By Neal Pierce
For Release Sunday, May 29, 2005
WASHINGTON -- The Department of Defense is suggesting it’s too dangerous,
in this terror-threatened time, to leave thousands of its civilian workers in
commercial office buildings right across the Potomac from the Nation’s Capital.
But if that’s true, shouldn’t the Pentagon, also right across the
river, also be relocated itself to some far-off spot? Indeed, hasn’t the
Pentagon been a terrorist target already? And if we want to be ultra-safe, why
not reconstruct the White House in some mountainous underground bunker?
Buried in the new Base Realignment and Closure Plan (BRAC), released by the
Defense Department May 13, are repeated references to a secretly-formulated policy
by Defense Secretary Donald Rumsfeld to disperse facilities away from the nation’s
capital. Also at play: new Pentagon requirements that buildings with DOD offices
anywhere be set at least 82 feet back from traffic, to protect against truck bombs.
So Rumsfeld’s department wants to shift tens of thousands of defense
jobs away from accessible, Metro-rail-served centers in the northern Virginia
suburbs of Arlington and Alexandria, close to the Pentagon. And in large measure
(18,000 jobs alone) to Fort Belvoir, in an already traffic-clogged and transit-inaccessible
area 18 miles southwest of Washington.
Are these “security trumps all” policies part of some anti-city,
pro-dispersal plan for all of American society? Some people suspect so, but there’s
no clear evidence; the nationwide base closures on the BRAC list, for example,
hit Republican as well as Democratic areas.
Still, if one wanted to undercut urban America and its dense cities and inner
suburbs, then federally-dictated dispersal and requirements for bunkered buildings
with big setbacks would be a nifty strategy. Timothy McVeigh and Osama bin Laden
could, as some suggest, be recognized as the most influential urban architects
of the 21st century.
There are two massive problems with letting such a scenario play out.
The first is the tricky nature of true “security.” Robert Peck,
now president of the Washington Board of Trade, and a former commissioner of the
federal government’s Public Building Service, notes that “the Pentagon
on the morning of Sept. 11, 2001, was as well defended against a truck bomb as
anyone can imagine. So our enemy simply flew their bomb in over the jersey barriers.”
Peck quotes a U.S. ambassador to a Middle East country at a security conference
in 2000 saying the U.S. had built an embassy with every security guideline imaginable:
“We’re behind a wall, on the outskirts of town, and 20 minutes from
all government offices. It looks like the walled Soviet embassies we used to make
fun of. But now we’re 20 minutes from the country’s downtown government
offices, which means I have to drive and fear I’ll be ambushed and kidnapped
along the way.”
As for transferring so many of today’s Arlington and Alexandria defense
workers to Ft. Belvoir, Peck notes: “It’s a medieval view-- put everyone
behind the moat, and they’ll be safe.” Christopher Miller, president
of the Piedmont Environmental Council, is even more blunt: “What’s
the gain? Fort Belvoir will become a target in and of itself.”

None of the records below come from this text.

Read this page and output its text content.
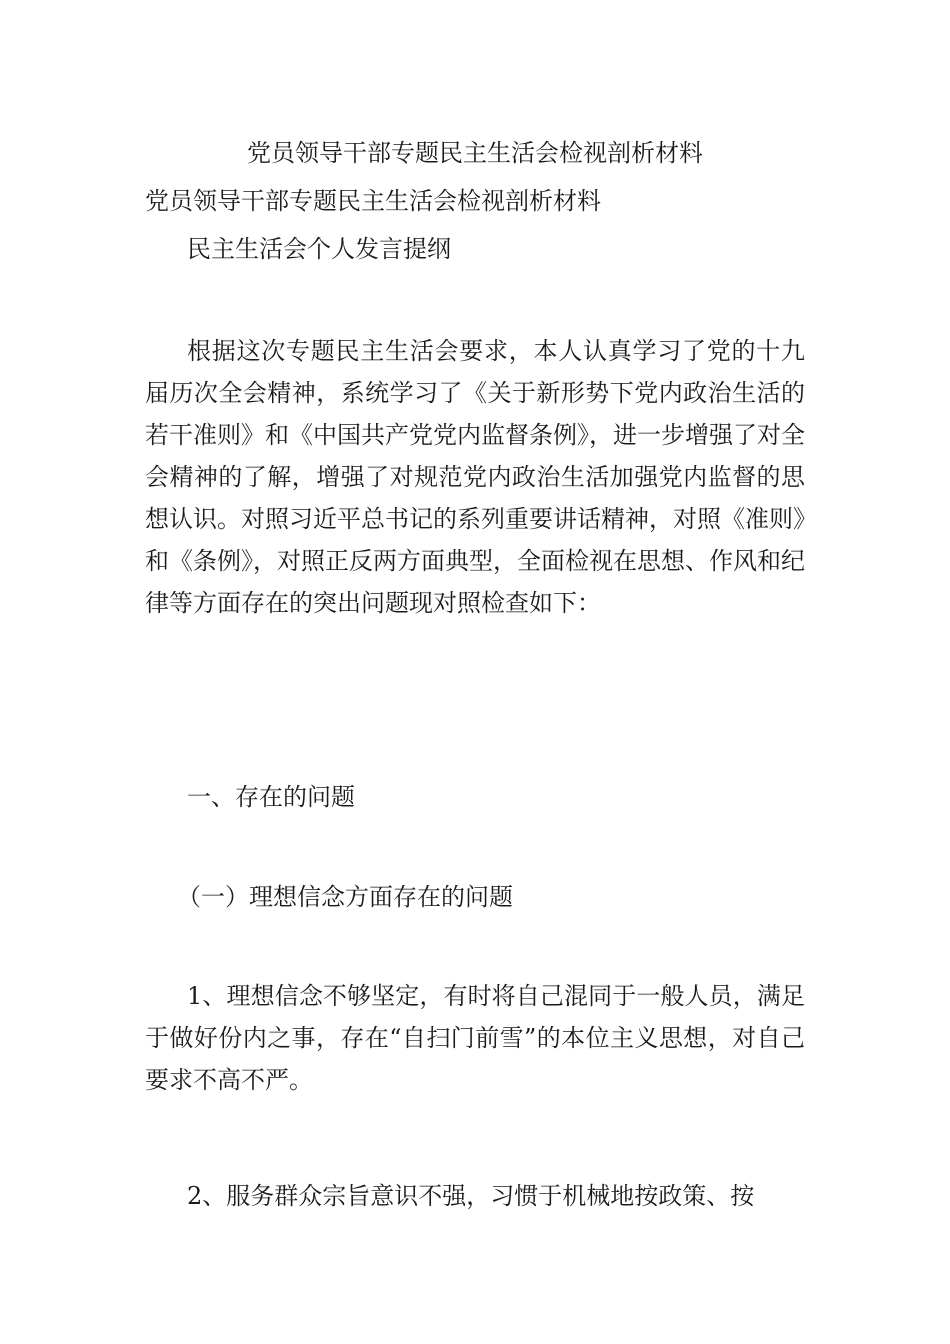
党员领导干部专题民主生活会检视剖析材料

党员领导干部专题民主生活会检视剖析材料

民主生活会个人发言提纲

根据这次专题民主生活会要求，本人认真学习了党的十九届历次全会精神，系统学习了《关于新形势下党内政治生活的若干准则》和《中国共产党党内监督条例》，进一步增强了对全会精神的了解，增强了对规范党内政治生活加强党内监督的思想认识。对照习近平总书记的系列重要讲话精神，对照《准则》和《条例》，对照正反两方面典型，全面检视在思想、作风和纪律等方面存在的突出问题现对照检查如下：

一、存在的问题

（一）理想信念方面存在的问题

1、理想信念不够坚定，有时将自己混同于一般人员，满足于做好份内之事，存在“自扫门前雪”的本位主义思想，对自己要求不高不严。

2、服务群众宗旨意识不强，习惯于机械地按政策、按
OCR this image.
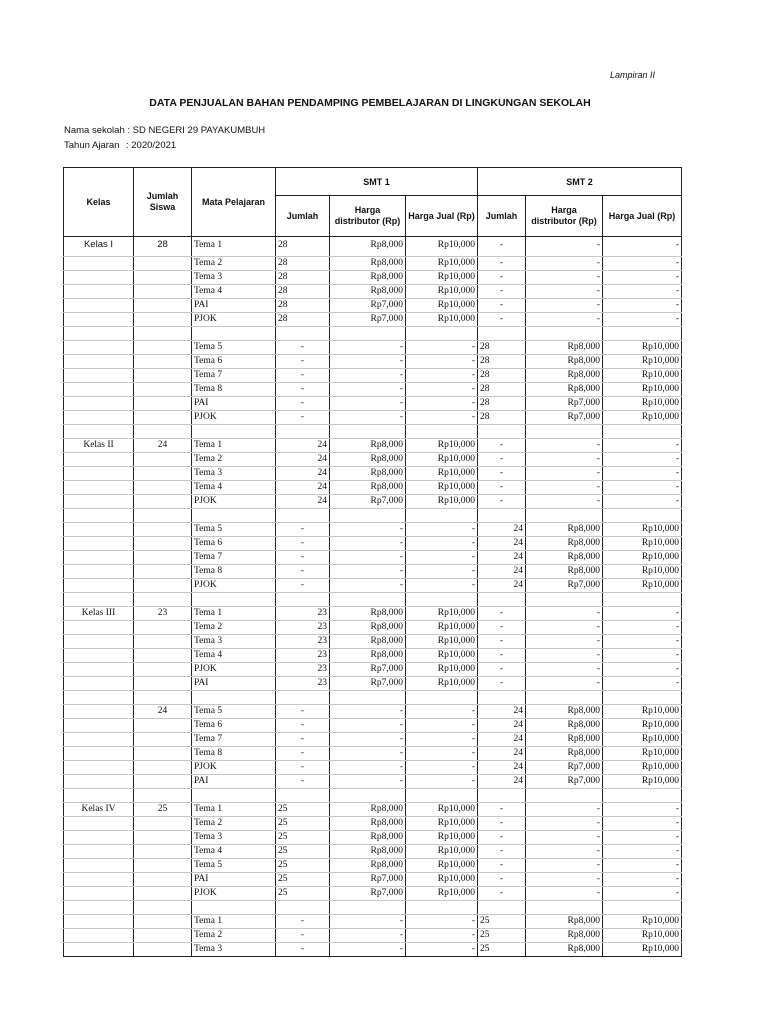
Lampiran II
DATA PENJUALAN BAHAN PENDAMPING PEMBELAJARAN DI LINGKUNGAN SEKOLAH
Nama sekolah : SD NEGERI 29 PAYAKUMBUH
Tahun Ajaran : 2020/2021
Kelas	Jumlah Siswa	Mata Pelajaran	SMT 1			SMT 2		
			Jumlah	Harga distributor (Rp)	Harga Jual (Rp)	Jumlah	Harga distributor (Rp)	Harga Jual (Rp)
Kelas I	28	Tema 1	28	Rp8,000	Rp10,000	-	-	-
		Tema 2	28	Rp8,000	Rp10,000	-	-	-
		Tema 3	28	Rp8,000	Rp10,000	-	-	-
		Tema 4	28	Rp8,000	Rp10,000	-	-	-
		PAI	28	Rp7,000	Rp10,000	-	-	-
		PJOK	28	Rp7,000	Rp10,000	-	-	-

		Tema 5	-	-	-	28	Rp8,000	Rp10,000
		Tema 6	-	-	-	28	Rp8,000	Rp10,000
		Tema 7	-	-	-	28	Rp8,000	Rp10,000
		Tema 8	-	-	-	28	Rp8,000	Rp10,000
		PAI	-	-	-	28	Rp7,000	Rp10,000
		PJOK	-	-	-	28	Rp7,000	Rp10,000

Kelas II	24	Tema 1	24	Rp8,000	Rp10,000	-	-	-
		Tema 2	24	Rp8,000	Rp10,000	-	-	-
		Tema 3	24	Rp8,000	Rp10,000	-	-	-
		Tema 4	24	Rp8,000	Rp10,000	-	-	-
		PJOK	24	Rp7,000	Rp10,000	-	-	-

		Tema 5	-	-	-	24	Rp8,000	Rp10,000
		Tema 6	-	-	-	24	Rp8,000	Rp10,000
		Tema 7	-	-	-	24	Rp8,000	Rp10,000
		Tema 8	-	-	-	24	Rp8,000	Rp10,000
		PJOK	-	-	-	24	Rp7,000	Rp10,000

Kelas III	23	Tema 1	23	Rp8,000	Rp10,000	-	-	-
		Tema 2	23	Rp8,000	Rp10,000	-	-	-
		Tema 3	23	Rp8,000	Rp10,000	-	-	-
		Tema 4	23	Rp8,000	Rp10,000	-	-	-
		PJOK	23	Rp7,000	Rp10,000	-	-	-
		PAI	23	Rp7,000	Rp10,000	-	-	-

	24	Tema 5	-	-	-	24	Rp8,000	Rp10,000
		Tema 6	-	-	-	24	Rp8,000	Rp10,000
		Tema 7	-	-	-	24	Rp8,000	Rp10,000
		Tema 8	-	-	-	24	Rp8,000	Rp10,000
		PJOK	-	-	-	24	Rp7,000	Rp10,000
		PAI	-	-	-	24	Rp7,000	Rp10,000

Kelas IV	25	Tema 1	25	Rp8,000	Rp10,000	-	-	-
		Tema 2	25	Rp8,000	Rp10,000	-	-	-
		Tema 3	25	Rp8,000	Rp10,000	-	-	-
		Tema 4	25	Rp8,000	Rp10,000	-	-	-
		Tema 5	25	Rp8,000	Rp10,000	-	-	-
		PAI	25	Rp7,000	Rp10,000	-	-	-
		PJOK	25	Rp7,000	Rp10,000	-	-	-

		Tema 1	-	-	-	25	Rp8,000	Rp10,000
		Tema 2	-	-	-	25	Rp8,000	Rp10,000
		Tema 3	-	-	-	25	Rp8,000	Rp10,000
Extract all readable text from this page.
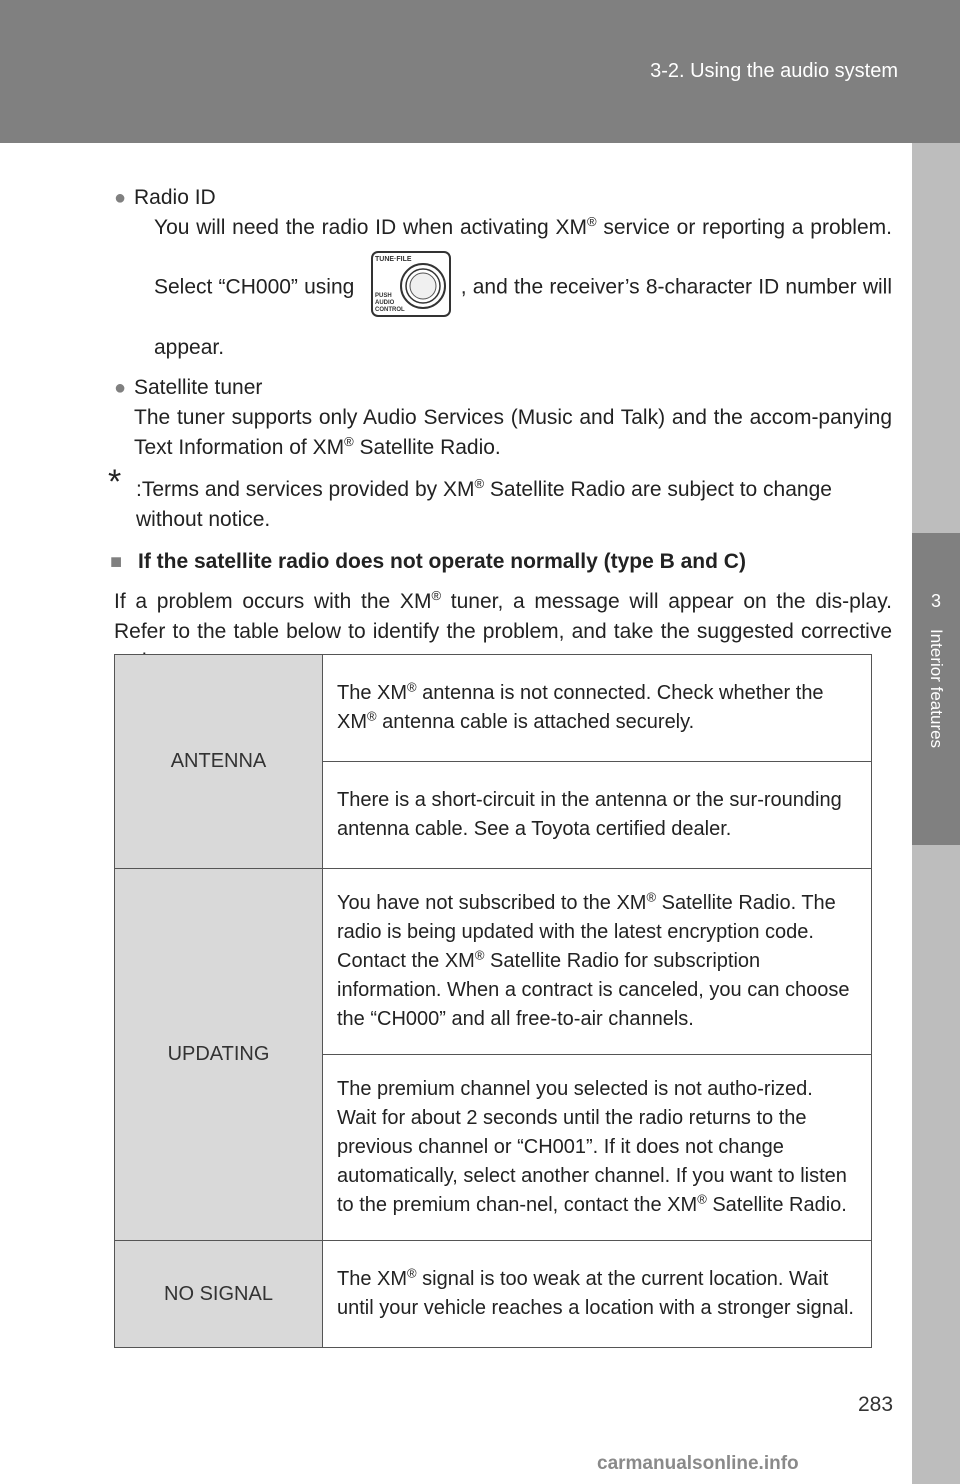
3-2. Using the audio system
3
Interior features
● Radio ID
You will need the radio ID when activating XM® service or reporting a problem. Select “CH000” using
TUNE·FILE
PUSH
AUDIO
CONTROL
, and the receiver’s 8-character ID number will appear.
● Satellite tuner
The tuner supports only Audio Services (Music and Talk) and the accom-panying Text Information of XM® Satellite Radio.
* :Terms and services provided by XM® Satellite Radio are subject to change without notice.
■ If the satellite radio does not operate normally (type B and C)
If a problem occurs with the XM® tuner, a message will appear on the dis-play. Refer to the table below to identify the problem, and take the suggested corrective
ANTENNA	The XM® antenna is not connected. Check whether the XM® antenna cable is attached securely.
	There is a short-circuit in the antenna or the sur-rounding antenna cable. See a Toyota certified dealer.
UPDATING	You have not subscribed to the XM® Satellite Radio. The radio is being updated with the latest encryption code. Contact the XM® Satellite Radio for subscription information. When a contract is canceled, you can choose the “CH000” and all free-to-air channels.
	The premium channel you selected is not autho-rized. Wait for about 2 seconds until the radio returns to the previous channel or “CH001”. If it does not change automatically, select another channel. If you want to listen to the premium chan-nel, contact the XM® Satellite Radio.
NO SIGNAL	The XM® signal is too weak at the current location. Wait until your vehicle reaches a location with a stronger signal.
283
carmanualsonline.info
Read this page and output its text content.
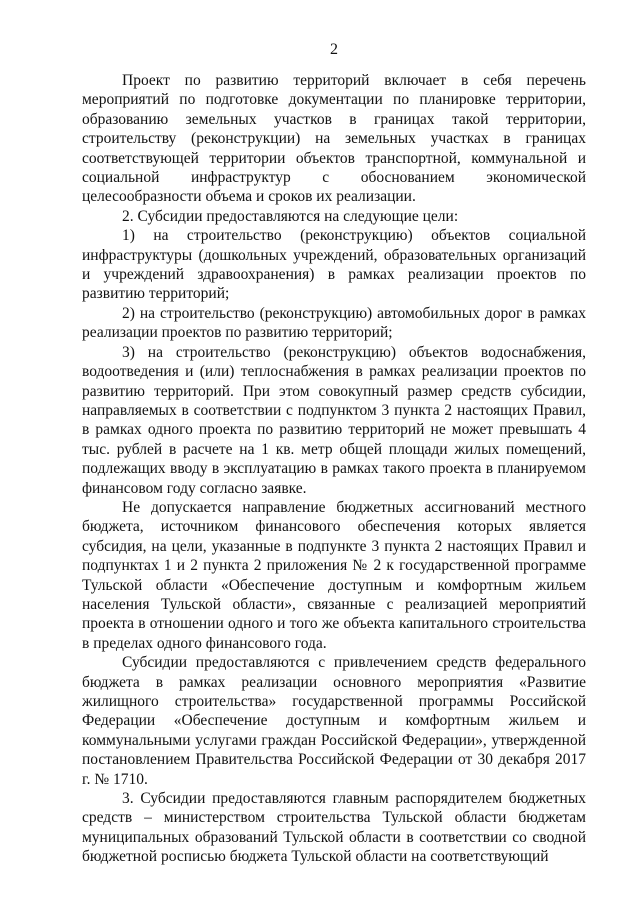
2

Проект по развитию территорий включает в себя перечень мероприятий по подготовке документации по планировке территории, образованию земельных участков в границах такой территории, строительству (реконструкции) на земельных участках в границах соответствующей территории объектов транспортной, коммунальной и социальной инфраструктур с обоснованием экономической целесообразности объема и сроков их реализации.

2. Субсидии предоставляются на следующие цели:

1) на строительство (реконструкцию) объектов социальной инфраструктуры (дошкольных учреждений, образовательных организаций и учреждений здравоохранения) в рамках реализации проектов по развитию территорий;

2) на строительство (реконструкцию) автомобильных дорог в рамках реализации проектов по развитию территорий;

3) на строительство (реконструкцию) объектов водоснабжения, водоотведения и (или) теплоснабжения в рамках реализации проектов по развитию территорий. При этом совокупный размер средств субсидии, направляемых в соответствии с подпунктом 3 пункта 2 настоящих Правил, в рамках одного проекта по развитию территорий не может превышать 4 тыс. рублей в расчете на 1 кв. метр общей площади жилых помещений, подлежащих вводу в эксплуатацию в рамках такого проекта в планируемом финансовом году согласно заявке.

Не допускается направление бюджетных ассигнований местного бюджета, источником финансового обеспечения которых является субсидия, на цели, указанные в подпункте 3 пункта 2 настоящих Правил и подпунктах 1 и 2 пункта 2 приложения № 2 к государственной программе Тульской области «Обеспечение доступным и комфортным жильем населения Тульской области», связанные с реализацией мероприятий проекта в отношении одного и того же объекта капитального строительства в пределах одного финансового года.

Субсидии предоставляются с привлечением средств федерального бюджета в рамках реализации основного мероприятия «Развитие жилищного строительства» государственной программы Российской Федерации «Обеспечение доступным и комфортным жильем и коммунальными услугами граждан Российской Федерации», утвержденной постановлением Правительства Российской Федерации от 30 декабря 2017 г. № 1710.

3. Субсидии предоставляются главным распорядителем бюджетных средств – министерством строительства Тульской области бюджетам муниципальных образований Тульской области в соответствии со сводной бюджетной росписью бюджета Тульской области на соответствующий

And, adds Miller: “If you can’t protect your capital, what place is
safe?”
The second massive flaw in the Pentagon’s urban dispersement push is
its destructive impact on thoughtful growth practices -- how the Washington region,
for example, has been trying to slow sprawl and focus jobs and housing near public
transit inside the Capital Beltway.
Jay Fisette, chairman of the Arlington County Board, spoke for many when he
declared: “This single decision by an isolated federal agency contradicts
all the vision and planning and progress of the region over the past decade ...
in terms of ‘smart growth.’”
Oftentimes the Pentagon couches its location decisions on the basis of costs;
the nationwide set of BRAC proposals now pending are claimed, for example, to
save nearly $49 billion over 20 years.
But there are other critical impacts to consider, notes Peck -- impact on growth
patterns, transportation, public transit, our regions’ heavy reliance on
cars. “The cost to society has to be considered -- not just the cost to
the Pentagon budget,” he insists.
The even deeper issue is that a single federal agency, with literally zero
public debate, has decided to use its secretly-reached security decisions and
its claimed budget savings to play havoc with growth and transit plans carefully
conceived, discussed and moved toward reality by local governments, businesses
and civic groups.
The precedent, especially if other federal departments start to emulate it,
is an ominous one -- not just for the Washington region, but communities across
the United States. The hearings before the BRAC commission, which makes its recommendations
to President Bush on Sept. 8, may be crucial.
Will the concrete heel of federally-decreed security measures start to devastate
urban merica? Without a strong, nationwide chorus of protect, it could happen.